Adult Hodgkin Lymphoma Treatment (PDQ®): Treatment - Health Professional Information [NCI] - Advanced Favorable Hodgkin Lymphoma
Drug combinations described in this section:
ABVD: doxorubicin plus bleomycin plus vinblastine plus dacarbazine.
CEC: cyclophosphamide plus lomustine plus vindesine plus melphalan plus prednisone plus epidoxorubicin plus vincristine plus procarbazine plus vinblastine plus bleomycin.
MOPP: mechlorethamine plus vincristine plus procarbazine plus prednisone.
MOPP/ABV hybrid: mechlorethamine plus vincristine plus procarbazine plus prednisone/doxorubicin plus bleomycin plus vinblastine.
Stanford V: doxorubicin plus vinblastine plus mechlorethamine plus etoposide plus vincristine plus bleomycin plus prednisone.
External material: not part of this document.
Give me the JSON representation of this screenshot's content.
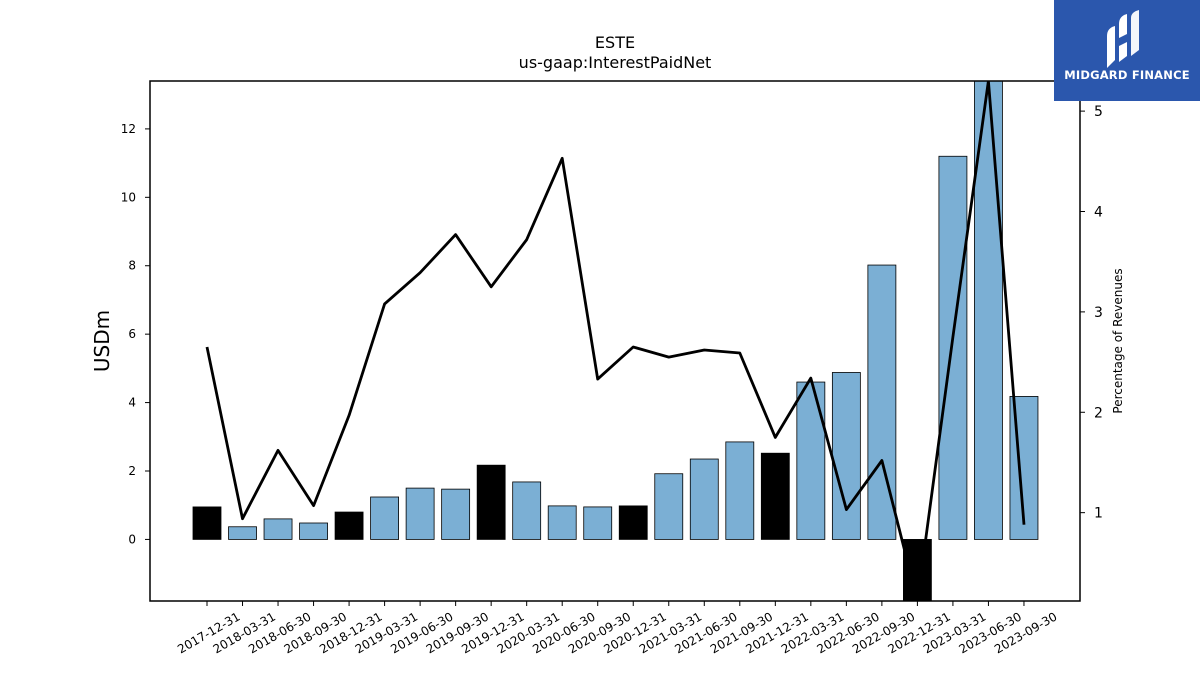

MOPPEBVCAD: mechlorethamine plus vincristine plus procarbazine plus prednisone plus epidoxorubicin plus bleomycin plus vinblastine plus lomustine plus doxorubicin plus vindesine.
Patients are designated as having advanced favorable Hodgkin lymphoma (HL) if they have clinical stage III or stage IV disease and three or fewer risk factors on the International Prognostic Index for HL, which corresponds to a freedom-from-progression at greater than 60% at 5 years with combination chemotherapy.
In general, the use of combined chemotherapy and low-dose involved-field radiation therapy (LD-IFRT) broadens the spectrum of potential toxicities, while reducing the severity of individual drug-related or radiation-related toxicities. Current approaches use chemotherapy with or without LD-IFRT. The volume of radiation and the intensity/duration of chemotherapy are determined by prognostic factors at presentation, including presence of constitutional symptoms, disease stage, and bulk.
ABVD therapy for 6 to 8 months is as effective as 12 months of MOPP alternating with ABVD, and both are superior to MOPP alone in terms of failure-free survival (FFS) (50% vs. 36% with a 14-year median follow-up; P = .03).[2,3][Level of evidence: 1iiA] The Intergroup trial comparing ABVD with MOPP/ABV hybrid showed equivalent efficacy in FFS and overall survival (OS), but increased toxic effects in the hybrid arm, especially from second malignancies.[Level of evidence: 1iiA]
A prospective, randomized study, from the Medical Research Council (MRC) (MRC-UKLG-LY09), of 807 patients compared ABVD with two multidrug regimens also incorporating etoposide, chlorambucil, vincristine, and procarbazine. With 52 months' median follow-up, the 3-year event-free survival was 75% (confidence interval [CI], 71%–79%) for all three regimens, and 88% to 90% OS (CI, 84%–93%) for all three regimens, but there were significantly fewer toxic effects with ABVD.[Level of evidence: 1iiA]
A prospective, randomized study of 331 patients compared ABVD with escalated BEACOPP, along with a planned autologous stem cell transplantation after reinduction chemotherapy for relapsed or resistant disease. With 61 months' median follow-up, although 7-year freedom from first progression favored escalated BEACOPP (73% vs. 85%, P = .004), 7-year OS was not statistically different (84% vs. 89%, P = .39).[Level of evidence: 1iiA] Escalated BEACOPP is associated with increased rates of myelodysplasia and acute myelogenous leukemia (3%–4%). Stanford V is an alternative drug combination with mandated radiation consolidation for most patients and survival rates comparable to those with ABVD.[8,9][Level of evidence: 1iiA]
A prospective, randomized trial of 307 patients with advanced-stage disease, including IIB disease and advanced-favorable Hodgkin lymphoma patients, compared ABVD, BEACOPP (four escalated courses plus two standard courses), and CEC. With a median follow-up of 41 months, although progression-free survival favored BEACOPP over ABVD (78% vs. 68%, P = .038), there was no significant difference in OS.[Level of evidence: 1iiDiii] Further follow-up is required to assess rates of secondary malignancies with these regimens.